Early Graphic Design in Television
The launch of television in 1936 saw the birth of a medium that could be easily exploited and enhanced by graphic design. However the story of graphic design in television is one of—until recently—lack of consideration resulting in limited resources and under investment.
It was nearly 20 years after the launch of BBC Television, that it’s first full-time graphic designer was employed, John Sewell, in 1954. This saw the start of a commitment to the profession, but for a long time Graphic Design remained under the control of Scenic Design, when it really should have been it’s equal, considering the amount of airtime graphic design occupied.

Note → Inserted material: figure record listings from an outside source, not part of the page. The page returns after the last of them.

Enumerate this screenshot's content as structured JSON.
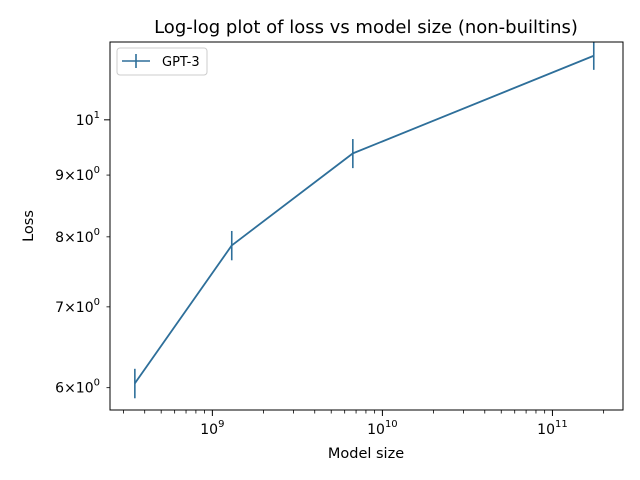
{
  "chart_data": {
    "type": "line",
    "title": "Log-log plot of loss vs model size (non-builtins)",
    "xlabel": "Model size",
    "ylabel": "Loss",
    "xscale": "log",
    "yscale": "log",
    "xlim": [
      250000000,
      260000000000
    ],
    "ylim": [
      5.75,
      11.6
    ],
    "grid": false,
    "legend_position": "top-left",
    "series": [
      {
        "name": "GPT-3",
        "color": "#2e6f9a",
        "x": [
          350000000,
          1300000000,
          6700000000,
          175000000000
        ],
        "y": [
          6.05,
          7.87,
          9.38,
          11.3
        ],
        "yerr": [
          0.17,
          0.22,
          0.26,
          0.3
        ]
      }
    ],
    "x_major_ticks": [
      {
        "value": 1000000000,
        "base": "10",
        "exp": "9"
      },
      {
        "value": 10000000000,
        "base": "10",
        "exp": "10"
      },
      {
        "value": 100000000000,
        "base": "10",
        "exp": "11"
      }
    ],
    "y_major_ticks": [
      {
        "value": 10,
        "base": "10",
        "exp": "1"
      }
    ],
    "y_minor_ticks": [
      {
        "value": 6,
        "mant": "6",
        "times": "×",
        "base": "10",
        "exp": "0"
      },
      {
        "value": 7,
        "mant": "7",
        "times": "×",
        "base": "10",
        "exp": "0"
      },
      {
        "value": 8,
        "mant": "8",
        "times": "×",
        "base": "10",
        "exp": "0"
      },
      {
        "value": 9,
        "mant": "9",
        "times": "×",
        "base": "10",
        "exp": "0"
      }
    ]
  }
}
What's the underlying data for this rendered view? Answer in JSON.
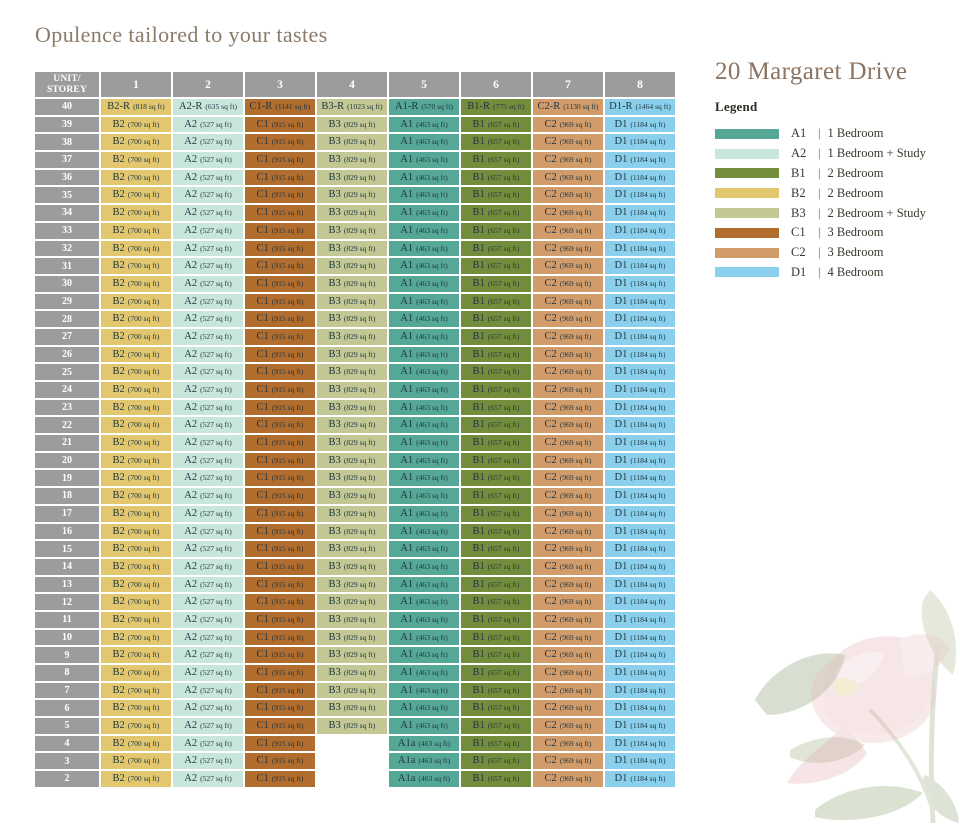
{
  "page_title": "Opulence tailored to your tastes",
  "project_name": "20 Margaret Drive",
  "colors": {
    "title": "#8b7a68",
    "project": "#8c7460",
    "header_bg": "#9c9c9c",
    "cell_text": "#1e3440",
    "legend_text": "#3a362d"
  },
  "legend": {
    "heading": "Legend",
    "separator": "|",
    "items": [
      {
        "code": "A1",
        "name": "1 Bedroom",
        "color": "#55a796"
      },
      {
        "code": "A2",
        "name": "1 Bedroom + Study",
        "color": "#c9e6db"
      },
      {
        "code": "B1",
        "name": "2 Bedroom",
        "color": "#748d3d"
      },
      {
        "code": "B2",
        "name": "2 Bedroom",
        "color": "#e2c76e"
      },
      {
        "code": "B3",
        "name": "2 Bedroom + Study",
        "color": "#c2c794"
      },
      {
        "code": "C1",
        "name": "3 Bedroom",
        "color": "#b06d2e"
      },
      {
        "code": "C2",
        "name": "3 Bedroom",
        "color": "#d19c6a"
      },
      {
        "code": "D1",
        "name": "4 Bedroom",
        "color": "#8ad0ec"
      }
    ]
  },
  "table": {
    "corner_label_top": "UNIT/",
    "corner_label_bottom": "STOREY",
    "column_headers": [
      "1",
      "2",
      "3",
      "4",
      "5",
      "6",
      "7",
      "8"
    ],
    "row_groups": [
      {
        "storeys": [
          "40"
        ],
        "cells": [
          {
            "code": "B2-R",
            "area": "(818 sq ft)",
            "type": "B2"
          },
          {
            "code": "A2-R",
            "area": "(635 sq ft)",
            "type": "A2"
          },
          {
            "code": "C1-R",
            "area": "(1141 sq ft)",
            "type": "C1"
          },
          {
            "code": "B3-R",
            "area": "(1023 sq ft)",
            "type": "B3"
          },
          {
            "code": "A1-R",
            "area": "(570 sq ft)",
            "type": "A1"
          },
          {
            "code": "B1-R",
            "area": "(775 sq ft)",
            "type": "B1"
          },
          {
            "code": "C2-R",
            "area": "(1130 sq ft)",
            "type": "C2"
          },
          {
            "code": "D1-R",
            "area": "(1464 sq ft)",
            "type": "D1"
          }
        ]
      },
      {
        "storeys": [
          "39",
          "38",
          "37",
          "36",
          "35",
          "34",
          "33",
          "32",
          "31",
          "30",
          "29",
          "28",
          "27",
          "26",
          "25",
          "24",
          "23",
          "22",
          "21",
          "20",
          "19",
          "18",
          "17",
          "16",
          "15",
          "14",
          "13",
          "12",
          "11",
          "10",
          "9",
          "8",
          "7",
          "6",
          "5"
        ],
        "cells": [
          {
            "code": "B2",
            "area": "(700 sq ft)",
            "type": "B2"
          },
          {
            "code": "A2",
            "area": "(527 sq ft)",
            "type": "A2"
          },
          {
            "code": "C1",
            "area": "(915 sq ft)",
            "type": "C1"
          },
          {
            "code": "B3",
            "area": "(829 sq ft)",
            "type": "B3"
          },
          {
            "code": "A1",
            "area": "(463 sq ft)",
            "type": "A1"
          },
          {
            "code": "B1",
            "area": "(657 sq ft)",
            "type": "B1"
          },
          {
            "code": "C2",
            "area": "(969 sq ft)",
            "type": "C2"
          },
          {
            "code": "D1",
            "area": "(1184 sq ft)",
            "type": "D1"
          }
        ]
      },
      {
        "storeys": [
          "4",
          "3",
          "2"
        ],
        "cells": [
          {
            "code": "B2",
            "area": "(700 sq ft)",
            "type": "B2"
          },
          {
            "code": "A2",
            "area": "(527 sq ft)",
            "type": "A2"
          },
          {
            "code": "C1",
            "area": "(915 sq ft)",
            "type": "C1"
          },
          null,
          {
            "code": "A1a",
            "area": "(463 sq ft)",
            "type": "A1"
          },
          {
            "code": "B1",
            "area": "(657 sq ft)",
            "type": "B1"
          },
          {
            "code": "C2",
            "area": "(969 sq ft)",
            "type": "C2"
          },
          {
            "code": "D1",
            "area": "(1184 sq ft)",
            "type": "D1"
          }
        ]
      }
    ]
  }
}
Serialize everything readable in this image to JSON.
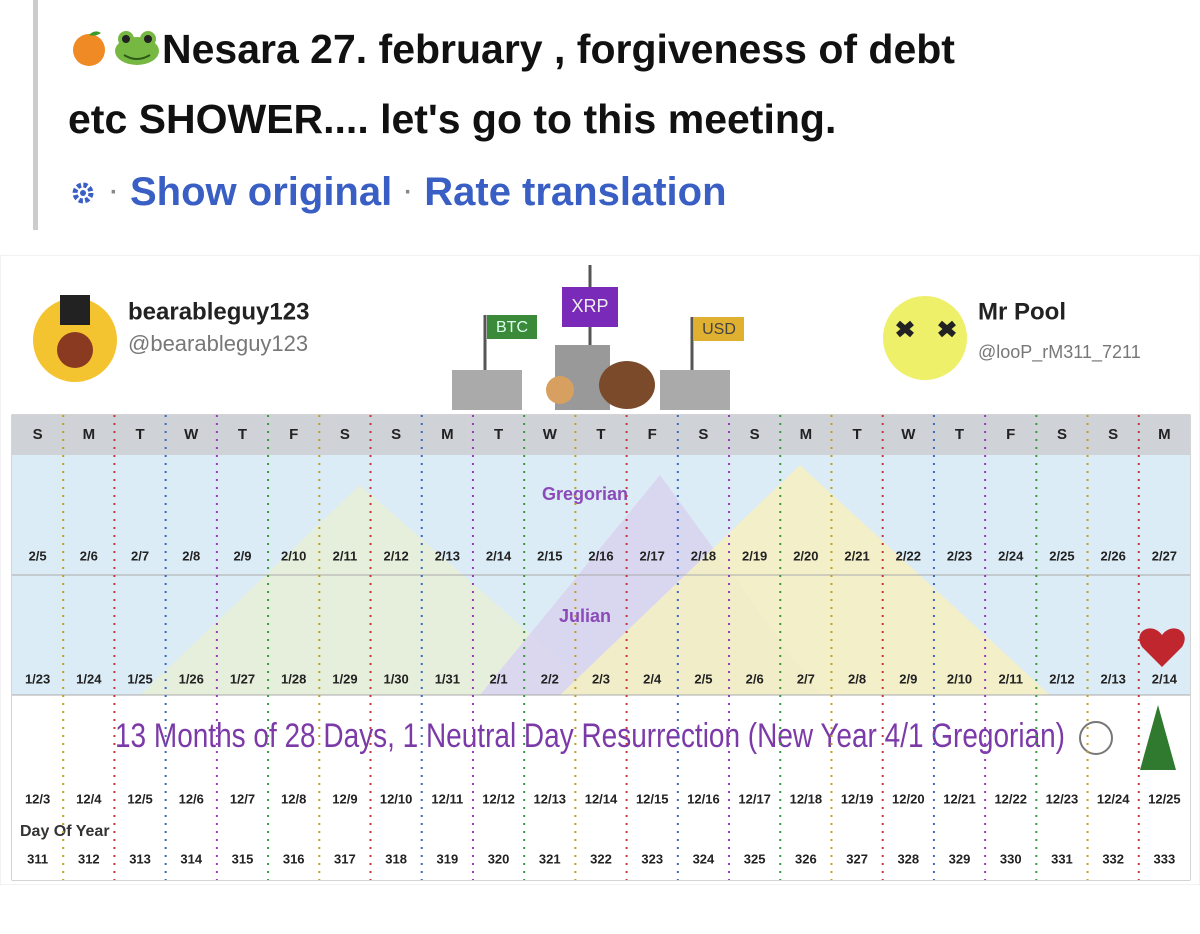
{
  "post": {
    "text_line1": "Nesara 27. february , forgiveness of debt",
    "text_line2": "etc SHOWER.... let's go to this meeting.",
    "show_original": "Show original",
    "rate_translation": "Rate translation"
  },
  "image": {
    "left_user": {
      "name": "bearableguy123",
      "handle": "@bearableguy123"
    },
    "right_user": {
      "name": "Mr Pool",
      "handle": "@looP_rM311_7211"
    },
    "flags": [
      "BTC",
      "XRP",
      "USD"
    ],
    "weekdays": [
      "S",
      "M",
      "T",
      "W",
      "T",
      "F",
      "S",
      "S",
      "M",
      "T",
      "W",
      "T",
      "F",
      "S",
      "S",
      "M",
      "T",
      "W",
      "T",
      "F",
      "S",
      "S",
      "M"
    ],
    "gregorian_label": "Gregorian",
    "gregorian_dates": [
      "2/5",
      "2/6",
      "2/7",
      "2/8",
      "2/9",
      "2/10",
      "2/11",
      "2/12",
      "2/13",
      "2/14",
      "2/15",
      "2/16",
      "2/17",
      "2/18",
      "2/19",
      "2/20",
      "2/21",
      "2/22",
      "2/23",
      "2/24",
      "2/25",
      "2/26",
      "2/27"
    ],
    "julian_label": "Julian",
    "julian_dates": [
      "1/23",
      "1/24",
      "1/25",
      "1/26",
      "1/27",
      "1/28",
      "1/29",
      "1/30",
      "1/31",
      "2/1",
      "2/2",
      "2/3",
      "2/4",
      "2/5",
      "2/6",
      "2/7",
      "2/8",
      "2/9",
      "2/10",
      "2/11",
      "2/12",
      "2/13",
      "2/14"
    ],
    "banner": "13 Months of 28 Days, 1 Neutral Day Resurrection (New Year 4/1 Gregorian)",
    "december_dates": [
      "12/3",
      "12/4",
      "12/5",
      "12/6",
      "12/7",
      "12/8",
      "12/9",
      "12/10",
      "12/11",
      "12/12",
      "12/13",
      "12/14",
      "12/15",
      "12/16",
      "12/17",
      "12/18",
      "12/19",
      "12/20",
      "12/21",
      "12/22",
      "12/23",
      "12/24",
      "12/25"
    ],
    "day_of_year_label": "Day Of Year",
    "day_of_year": [
      311,
      312,
      313,
      314,
      315,
      316,
      317,
      318,
      319,
      320,
      321,
      322,
      323,
      324,
      325,
      326,
      327,
      328,
      329,
      330,
      331,
      332,
      333
    ]
  }
}
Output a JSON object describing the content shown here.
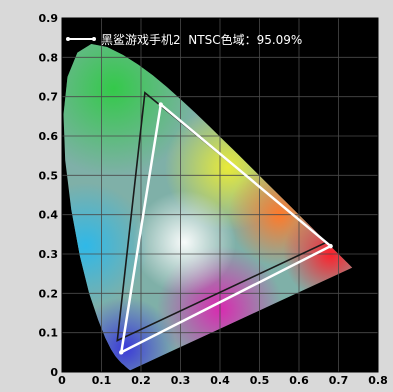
{
  "chart_data": {
    "type": "scatter",
    "title": "",
    "xlabel": "",
    "ylabel": "",
    "xlim": [
      0,
      0.8
    ],
    "ylim": [
      0,
      0.9
    ],
    "grid": true,
    "legend": {
      "placement": "top-left",
      "text": "黑鲨游戏手机2  NTSC色域：95.09%"
    },
    "x_ticks": [
      "0",
      "0.1",
      "0.2",
      "0.3",
      "0.4",
      "0.5",
      "0.6",
      "0.7",
      "0.8"
    ],
    "y_ticks": [
      "0",
      "0.1",
      "0.2",
      "0.3",
      "0.4",
      "0.5",
      "0.6",
      "0.7",
      "0.8",
      "0.9"
    ],
    "x_tick_values": [
      0,
      0.1,
      0.2,
      0.3,
      0.4,
      0.5,
      0.6,
      0.7,
      0.8
    ],
    "y_tick_values": [
      0,
      0.1,
      0.2,
      0.3,
      0.4,
      0.5,
      0.6,
      0.7,
      0.8,
      0.9
    ],
    "series": [
      {
        "name": "黑鲨游戏手机2",
        "color": "#ffffff",
        "points": [
          [
            0.25,
            0.68
          ],
          [
            0.68,
            0.32
          ],
          [
            0.15,
            0.05
          ]
        ]
      },
      {
        "color": "#1a1a1a",
        "points": [
          [
            0.21,
            0.71
          ],
          [
            0.67,
            0.33
          ],
          [
            0.14,
            0.08
          ]
        ]
      }
    ],
    "spectral_locus": [
      [
        0.1741,
        0.005
      ],
      [
        0.1738,
        0.0049
      ],
      [
        0.1736,
        0.0049
      ],
      [
        0.1733,
        0.0048
      ],
      [
        0.173,
        0.0048
      ],
      [
        0.1726,
        0.0048
      ],
      [
        0.1721,
        0.0048
      ],
      [
        0.1714,
        0.0051
      ],
      [
        0.1703,
        0.0058
      ],
      [
        0.1689,
        0.0069
      ],
      [
        0.1669,
        0.0086
      ],
      [
        0.1644,
        0.0109
      ],
      [
        0.1611,
        0.0138
      ],
      [
        0.1566,
        0.0177
      ],
      [
        0.151,
        0.0227
      ],
      [
        0.144,
        0.0297
      ],
      [
        0.1355,
        0.0399
      ],
      [
        0.1241,
        0.0578
      ],
      [
        0.1096,
        0.0868
      ],
      [
        0.0913,
        0.1327
      ],
      [
        0.0687,
        0.2007
      ],
      [
        0.0454,
        0.295
      ],
      [
        0.0235,
        0.4127
      ],
      [
        0.0082,
        0.5384
      ],
      [
        0.0039,
        0.6548
      ],
      [
        0.0139,
        0.7502
      ],
      [
        0.0389,
        0.812
      ],
      [
        0.0743,
        0.8338
      ],
      [
        0.1142,
        0.8262
      ],
      [
        0.1547,
        0.8059
      ],
      [
        0.1929,
        0.7816
      ],
      [
        0.2296,
        0.7543
      ],
      [
        0.2658,
        0.7243
      ],
      [
        0.3016,
        0.6923
      ],
      [
        0.3373,
        0.6589
      ],
      [
        0.3731,
        0.6245
      ],
      [
        0.4087,
        0.5896
      ],
      [
        0.4441,
        0.5547
      ],
      [
        0.4788,
        0.5202
      ],
      [
        0.5125,
        0.4866
      ],
      [
        0.5448,
        0.4544
      ],
      [
        0.5752,
        0.4242
      ],
      [
        0.6029,
        0.3965
      ],
      [
        0.627,
        0.3725
      ],
      [
        0.6482,
        0.3514
      ],
      [
        0.6658,
        0.334
      ],
      [
        0.6801,
        0.3197
      ],
      [
        0.6915,
        0.3083
      ],
      [
        0.7006,
        0.2993
      ],
      [
        0.7079,
        0.292
      ],
      [
        0.714,
        0.2859
      ],
      [
        0.719,
        0.2809
      ],
      [
        0.723,
        0.277
      ],
      [
        0.726,
        0.274
      ],
      [
        0.7283,
        0.2717
      ],
      [
        0.73,
        0.27
      ],
      [
        0.7311,
        0.2689
      ],
      [
        0.732,
        0.268
      ],
      [
        0.7327,
        0.2673
      ],
      [
        0.7334,
        0.2666
      ],
      [
        0.734,
        0.266
      ],
      [
        0.7344,
        0.2656
      ],
      [
        0.7346,
        0.2654
      ],
      [
        0.7347,
        0.2653
      ]
    ],
    "colors": {
      "plot_background": "#000000",
      "page_background": "#d9d9d9",
      "grid": "#4a4a4a"
    }
  }
}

The graphic designer is required for a whole variety of things: titles and end credits for programmes, graphic material for programme content (stills, captions, animated sequences etc.), on-screen promotion of programmes and the television channel, design of the channels identity and lastly all graphic ‘props’ for programmes such as dramas or sitcoms with designers having to produce signs, newspapers, packaging etc.
The expansion of television has been constant, firstly with the BBC increasing its transmission coverage after the war, then the later introduction of ITV, BBC2, Channel 4 and ‘Breakfast Time’ and more recently satellite and cable television, Channel 5 and now digital television. This has meant the need for graphic design in television has also been increasing and once it was realised that graphic design is an important element of television there has been no turning back.
In this essay, it is mainly graphic design in British television that is discussed. However the story is much the same all over the world. A notable exception is America in which their use of computers was at a far more advanced stage, with the technology improving at a greater rate there, than in it was in Britain.